I have been attending corporate financial management conferences for 20 years or more now, and there has been one consistent theme that has managed to survive the decades intact: how can finance and its FP&A function become more strategic, more focused on value-add decision support, and less transaction/ journal entry oriented, or as some have said, “we do F & P pretty well, but not very much A”. I will admit that some progress has been made during this time span. When it started out the ratio was 80/20 in favor of transactions, with the goal to be able to turn that number on its head, so that it became 80/20 in favor of value-add decision support activities.

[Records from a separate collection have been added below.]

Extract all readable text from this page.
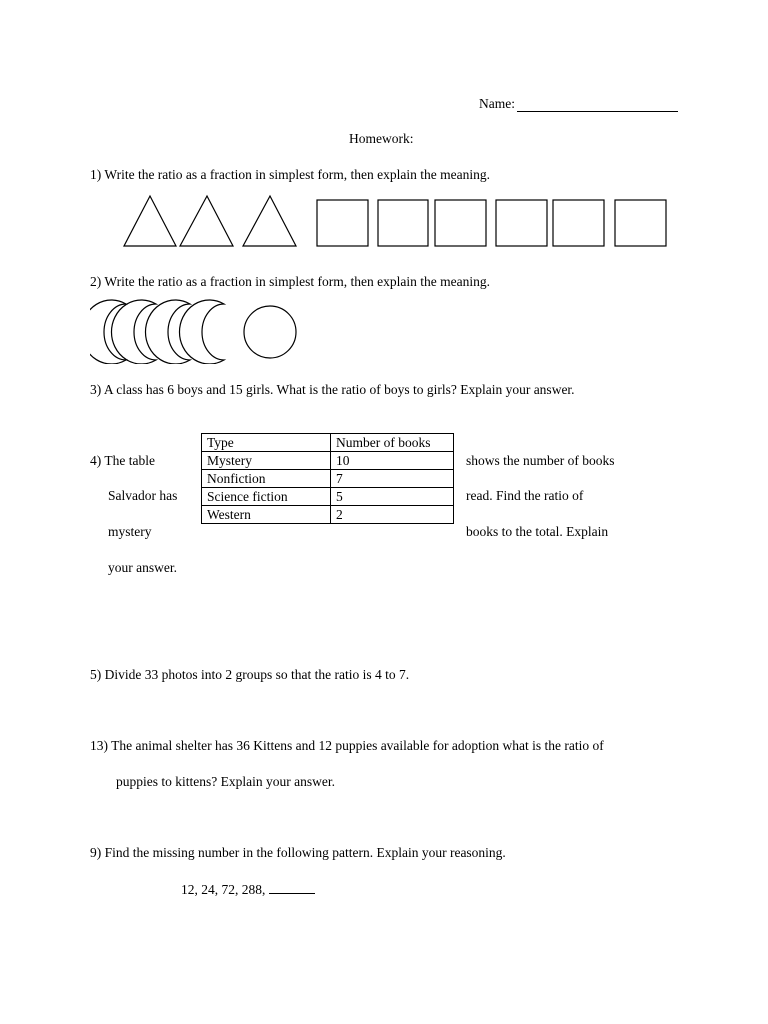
Name:
Homework:
1) Write the ratio as a fraction in simplest form, then explain the meaning.
2) Write the ratio as a fraction in simplest form, then explain the meaning.
3) A class has 6 boys and 15 girls. What is the ratio of boys to girls? Explain your answer.
4) The table
Salvador has
mystery
your answer.
shows the number of books
read. Find the ratio of
books to the total. Explain
Type	Number of books
Mystery	10
Nonfiction	7
Science fiction	5
Western	2
5) Divide 33 photos into 2 groups so that the ratio is 4 to 7.
13) The animal shelter has 36 Kittens and 12 puppies available for adoption what is the ratio of
puppies to kittens? Explain your answer.
9) Find the missing number in the following pattern. Explain your reasoning.
12, 24, 72, 288,
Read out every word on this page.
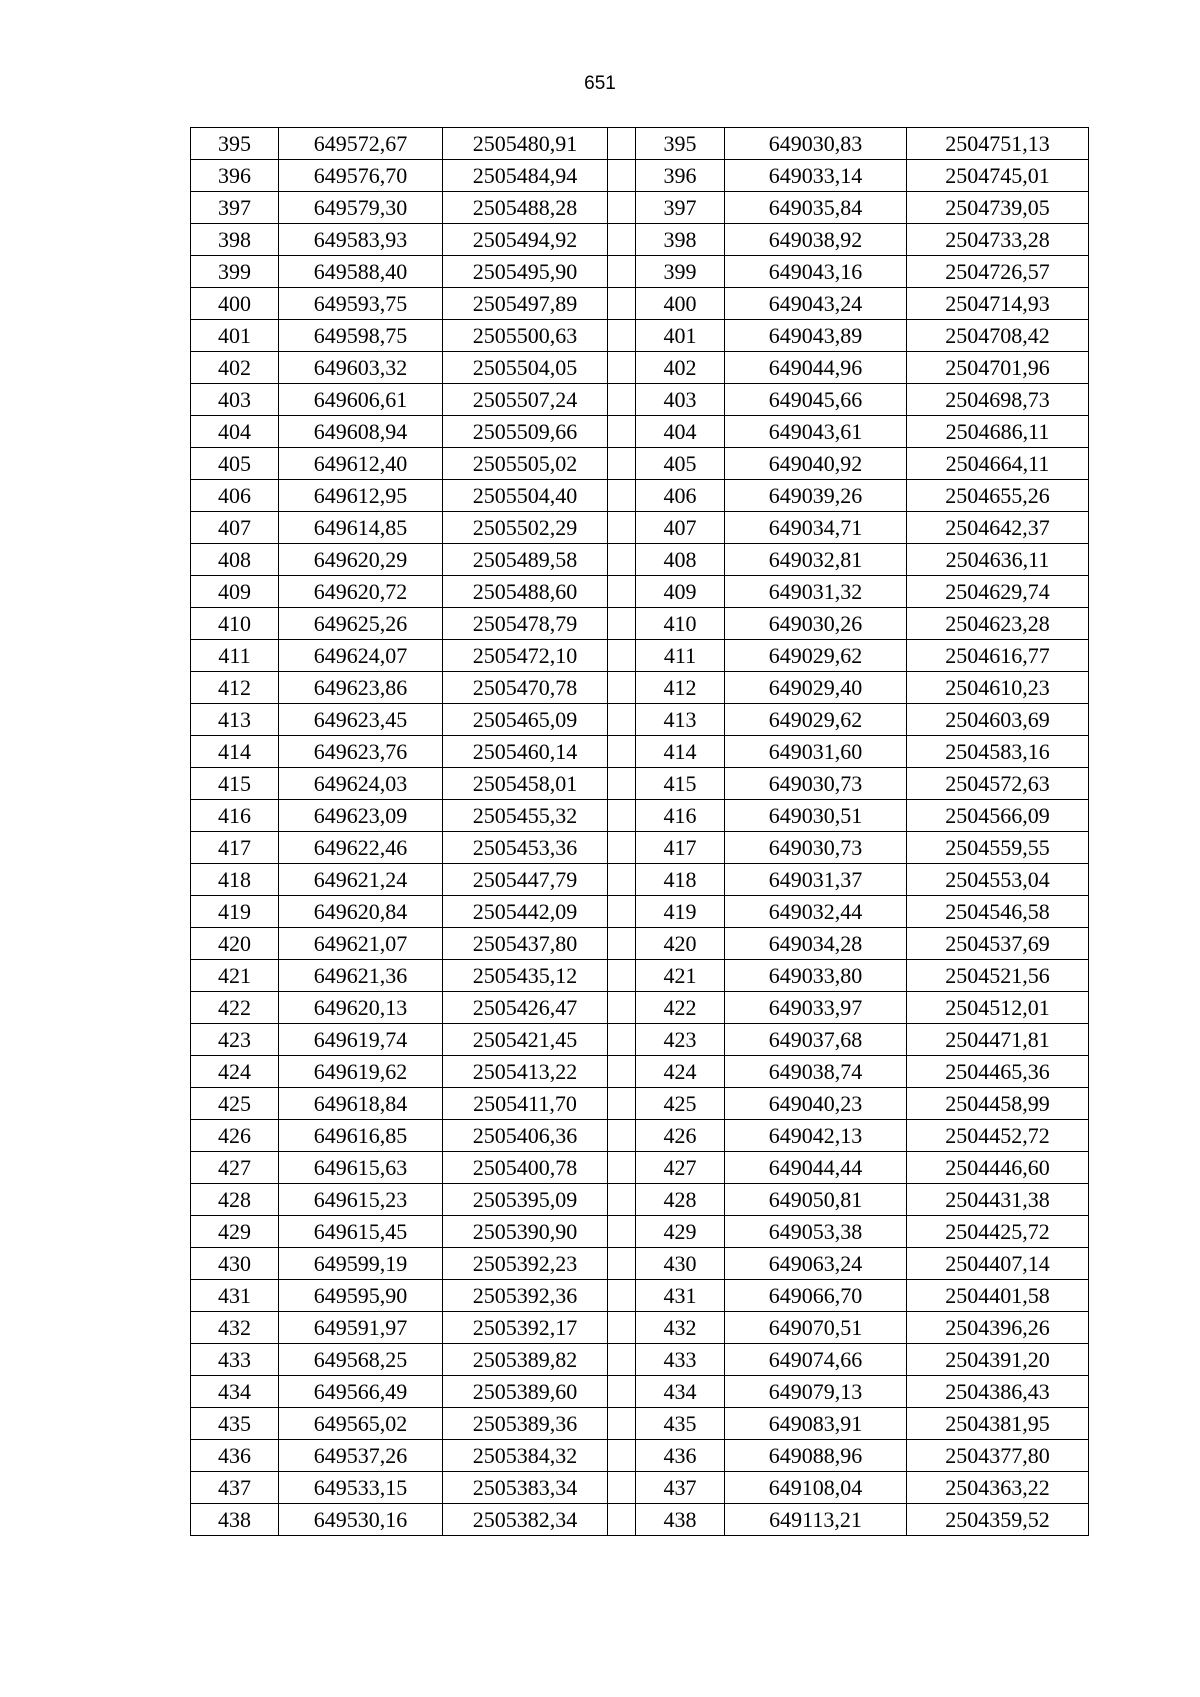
651
395	649572,67	2505480,91		395	649030,83	2504751,13
396	649576,70	2505484,94		396	649033,14	2504745,01
397	649579,30	2505488,28		397	649035,84	2504739,05
398	649583,93	2505494,92		398	649038,92	2504733,28
399	649588,40	2505495,90		399	649043,16	2504726,57
400	649593,75	2505497,89		400	649043,24	2504714,93
401	649598,75	2505500,63		401	649043,89	2504708,42
402	649603,32	2505504,05		402	649044,96	2504701,96
403	649606,61	2505507,24		403	649045,66	2504698,73
404	649608,94	2505509,66		404	649043,61	2504686,11
405	649612,40	2505505,02		405	649040,92	2504664,11
406	649612,95	2505504,40		406	649039,26	2504655,26
407	649614,85	2505502,29		407	649034,71	2504642,37
408	649620,29	2505489,58		408	649032,81	2504636,11
409	649620,72	2505488,60		409	649031,32	2504629,74
410	649625,26	2505478,79		410	649030,26	2504623,28
411	649624,07	2505472,10		411	649029,62	2504616,77
412	649623,86	2505470,78		412	649029,40	2504610,23
413	649623,45	2505465,09		413	649029,62	2504603,69
414	649623,76	2505460,14		414	649031,60	2504583,16
415	649624,03	2505458,01		415	649030,73	2504572,63
416	649623,09	2505455,32		416	649030,51	2504566,09
417	649622,46	2505453,36		417	649030,73	2504559,55
418	649621,24	2505447,79		418	649031,37	2504553,04
419	649620,84	2505442,09		419	649032,44	2504546,58
420	649621,07	2505437,80		420	649034,28	2504537,69
421	649621,36	2505435,12		421	649033,80	2504521,56
422	649620,13	2505426,47		422	649033,97	2504512,01
423	649619,74	2505421,45		423	649037,68	2504471,81
424	649619,62	2505413,22		424	649038,74	2504465,36
425	649618,84	2505411,70		425	649040,23	2504458,99
426	649616,85	2505406,36		426	649042,13	2504452,72
427	649615,63	2505400,78		427	649044,44	2504446,60
428	649615,23	2505395,09		428	649050,81	2504431,38
429	649615,45	2505390,90		429	649053,38	2504425,72
430	649599,19	2505392,23		430	649063,24	2504407,14
431	649595,90	2505392,36		431	649066,70	2504401,58
432	649591,97	2505392,17		432	649070,51	2504396,26
433	649568,25	2505389,82		433	649074,66	2504391,20
434	649566,49	2505389,60		434	649079,13	2504386,43
435	649565,02	2505389,36		435	649083,91	2504381,95
436	649537,26	2505384,32		436	649088,96	2504377,80
437	649533,15	2505383,34		437	649108,04	2504363,22
438	649530,16	2505382,34		438	649113,21	2504359,52
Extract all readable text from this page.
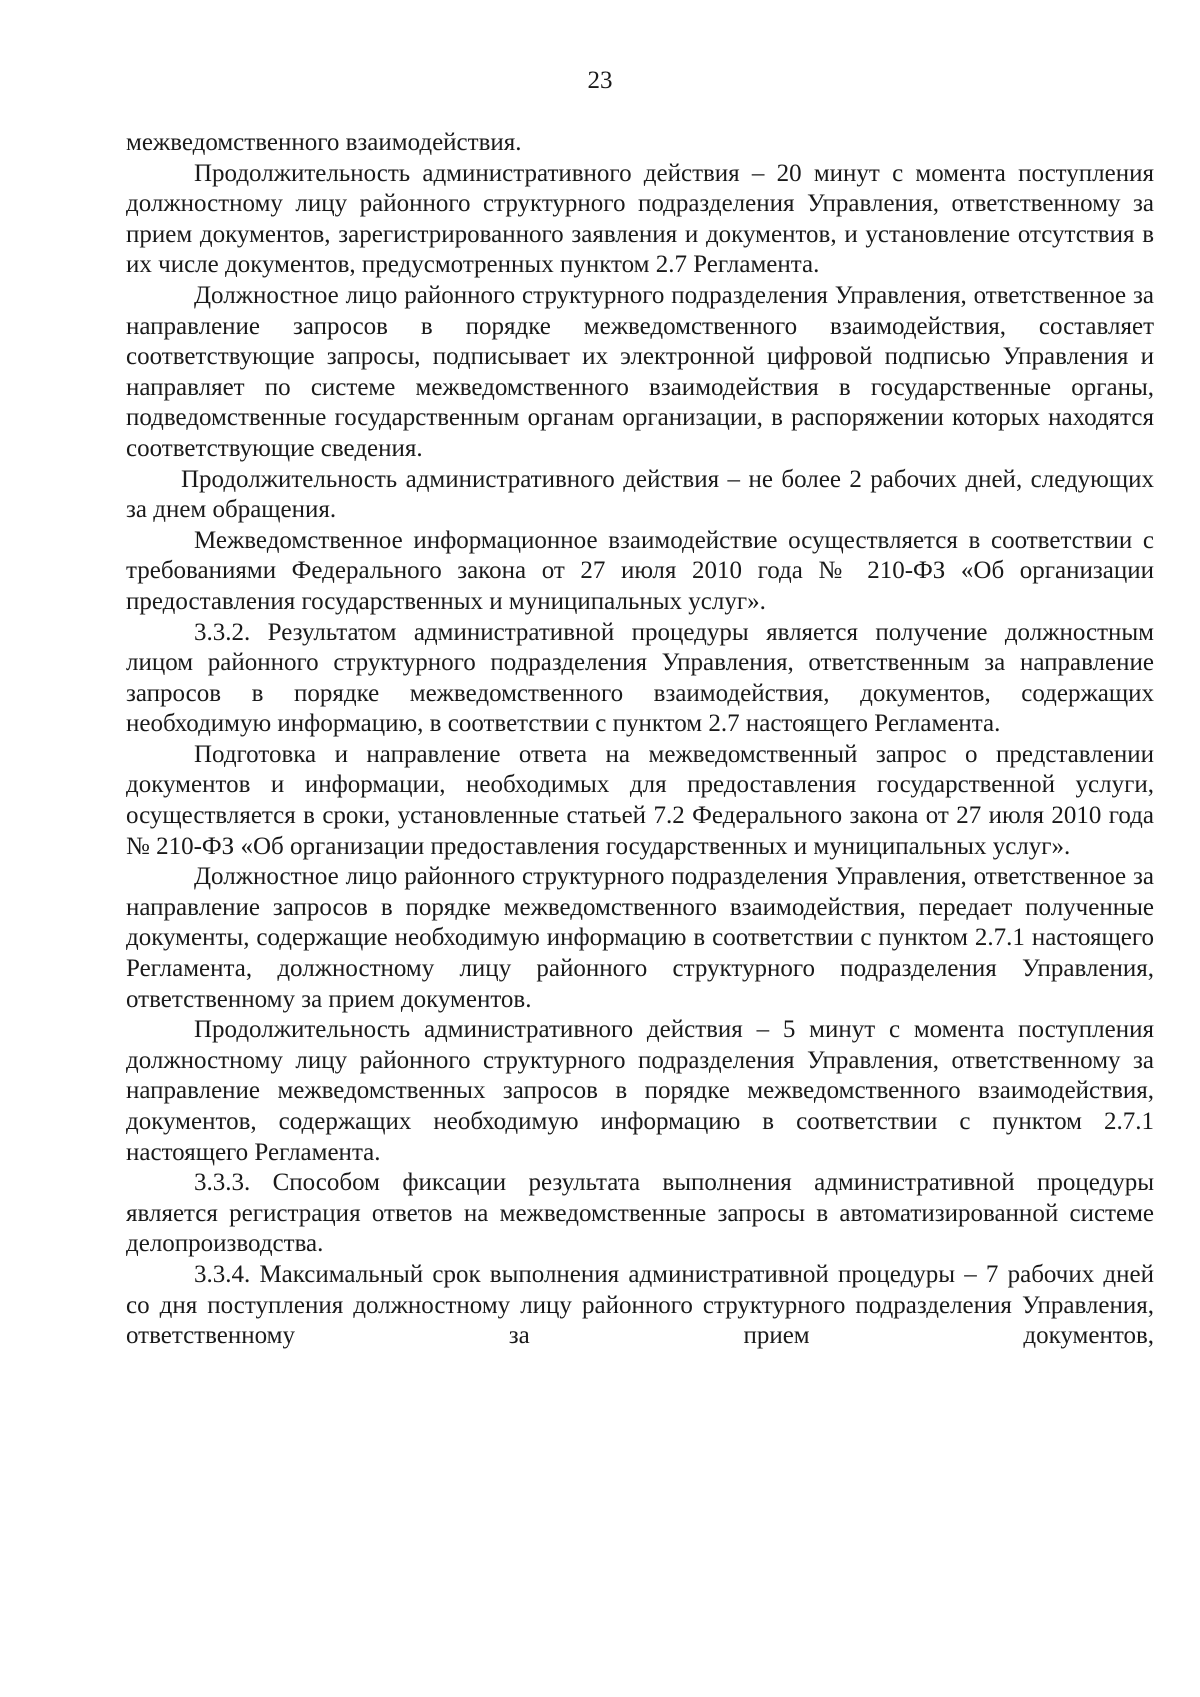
23

межведомственного взаимодействия.

Продолжительность административного действия – 20 минут с момента поступления должностному лицу районного структурного подразделения Управления, ответственному за прием документов, зарегистрированного заявления и документов, и установление отсутствия в их числе документов, предусмотренных пунктом 2.7 Регламента.

Должностное лицо районного структурного подразделения Управления, ответственное за направление запросов в порядке межведомственного взаимодействия, составляет соответствующие запросы, подписывает их электронной цифровой подписью Управления и направляет по системе межведомственного взаимодействия в государственные органы, подведомственные государственным органам организации, в распоряжении которых находятся соответствующие сведения.

Продолжительность административного действия – не более 2 рабочих дней, следующих за днем обращения.

Межведомственное информационное взаимодействие осуществляется в соответствии с требованиями Федерального закона от 27 июля 2010 года № 210-ФЗ «Об организации предоставления государственных и муниципальных услуг».

3.3.2. Результатом административной процедуры является получение должностным лицом районного структурного подразделения Управления, ответственным за направление запросов в порядке межведомственного взаимодействия, документов, содержащих необходимую информацию, в соответствии с пунктом 2.7 настоящего Регламента.

Подготовка и направление ответа на межведомственный запрос о представлении документов и информации, необходимых для предоставления государственной услуги, осуществляется в сроки, установленные статьей 7.2 Федерального закона от 27 июля 2010 года № 210-ФЗ «Об организации предоставления государственных и муниципальных услуг».

Должностное лицо районного структурного подразделения Управления, ответственное за направление запросов в порядке межведомственного взаимодействия, передает полученные документы, содержащие необходимую информацию в соответствии с пунктом 2.7.1 настоящего Регламента, должностному лицу районного структурного подразделения Управления, ответственному за прием документов.

Продолжительность административного действия – 5 минут с момента поступления должностному лицу районного структурного подразделения Управления, ответственному за направление межведомственных запросов в порядке межведомственного взаимодействия, документов, содержащих необходимую информацию в соответствии с пунктом 2.7.1 настоящего Регламента.

3.3.3. Способом фиксации результата выполнения административной процедуры является регистрация ответов на межведомственные запросы в автоматизированной системе делопроизводства.

3.3.4. Максимальный срок выполнения административной процедуры – 7 рабочих дней со дня поступления должностному лицу районного структурного подразделения Управления, ответственному за прием документов,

The current consensus among FP&A types at the more recent conferences I attend or chair seems to be that we’ve worked ourselves up to a balanced 50/50 split, which means that while we’ve banished Pareto and his 80/20 band of unproductivity thieves from the latter half of the week, we are still stuck with him as a lunch partner through Wednesdays.
Just yesterday at the CFO CPM conference in New York, Mary Driscoll, Senior Research Fellow at APQC, moderated a panel discussion on this very topic entitled: “Profitability Management--How Finance Can Help to Deliver on Strategic Promises”. In preparing for this panel, I ordered my own thoughts regarding how finance could play a more strategic role within the organization, which I share below, along with some of the additional ideas that surfaced during the discussion.
- Integrated Business Planning. Of the strategies that fail, 80% of them fail not because they were wrong, but because of poor execution. The typical 3-level model for IBP usually shows strategy at the top, operations at the bottom, and financial planning in the middle linking the two. For finance, this is the ideal structure for us to exert influence and control so as to improve those execution odds, starting with assuring that top-level strategy is reflected in the business plan, and continuing the emphasis by also assuring that detailed operational budgets and metrics are linked and aligned with corporate goals.
- Stratex, or Strategic Expenditure, is a term coined by Robert Kaplan to reflect expenses related to strategic programs and initiatives. Once again, finance is in an ideal position to assure that strategic projects get their own staffing, budgets and resources, rather than depending on borrowing from benched or excess functional resources who somehow manage to find some cycle time for the project. Furthermore, finance needs to assure that in difficult times, Stratex is protected from mindless, across-the-board 10% expense cuts.
- Profitability as a Metric. Too many organizations treat profitability as a residual, what’s left after expenses are subtracted from revenue. Without some application of ABM, profitability can only be ascertained and incented at the C-level after all the books have been consolidated. With ABM, profitability can be driven down to the division, region, department, product or customer level.
- Risk. Are you incorporating risk into your business decision process, or are you simply going with the largest number, the largest ROI or IRR, the largest “return” irrespective of risk? If you calculate return to three significant digits, but risk is still just sticking a finger in the air to get an order of magnitude, you are not doing all of your job. Of the three components of “How Much, How Soon and How Certain” in every business decision, finance is very good at the first two, but typically neglects the associated risk.
- Cross Functional Coordination. I talked about this one in my recent post, “The Attack of the 50-foot Cliché”. In the absence of a formal Office of Strategy Management, finance is the next most likely function to be in a position to assure that the key, cross-functional processes that create (or destroy) value in an organization are given their proper due; those cross-functional processes that no one person or function owns but that comprise the core of the organization’s value proposition.
- External factors: If the finance department is guilty of navel gazing, then most likely the rest of the organization will follow suit. If the monthly financial reporting package is solely about internal measures and metrics, all neatly packaged in 10K format, then that will become corporate culture. If instead, the monthly financial reports and dashboard metrics included operational metrics, third-party data, competition, SWOT information, external benchmarks, and if the forecasting process incorporated external sources into its consensus building process, this too would become the new norm, the example to be emulated throughout the company.
- Business Models: Once you start incorporating external data, you quite naturally continue to pay attention to the other non-financial external factors that at a minimum affect your business, and may even catch you completely out of sorts with where technology, products, media, regulations, or customer sentiment is taking the market. I like to think that what Steve Jobs’ genius was about, was in working backwards from a new business model. He didn’t so much as first invent iTunes and the iPod as he invented a new business model for music distribution – the physical device was secondary. Same for the iPhone – primarily a piece of technology in support of a new business model for licensable “apps”. One of the most valuable things finance can do is to get their operational business partners thinking in terms of the business model - how do they make money today, how can that be improved, what external business-model threats loom on the horizon, and what new models might they exploit.
Finance can be quite two-dimensional in its thinking, starting with our VERY two-dimensional spreadsheets. If we’re going to be more strategic, however, it’s not enough just to think outside of the box, we need to use all the dimensions available to us and start thinking outside the dodecahedron, or outside the hypercube. Or at the very least, go find yourself a REALLY big (three-dimensional) box.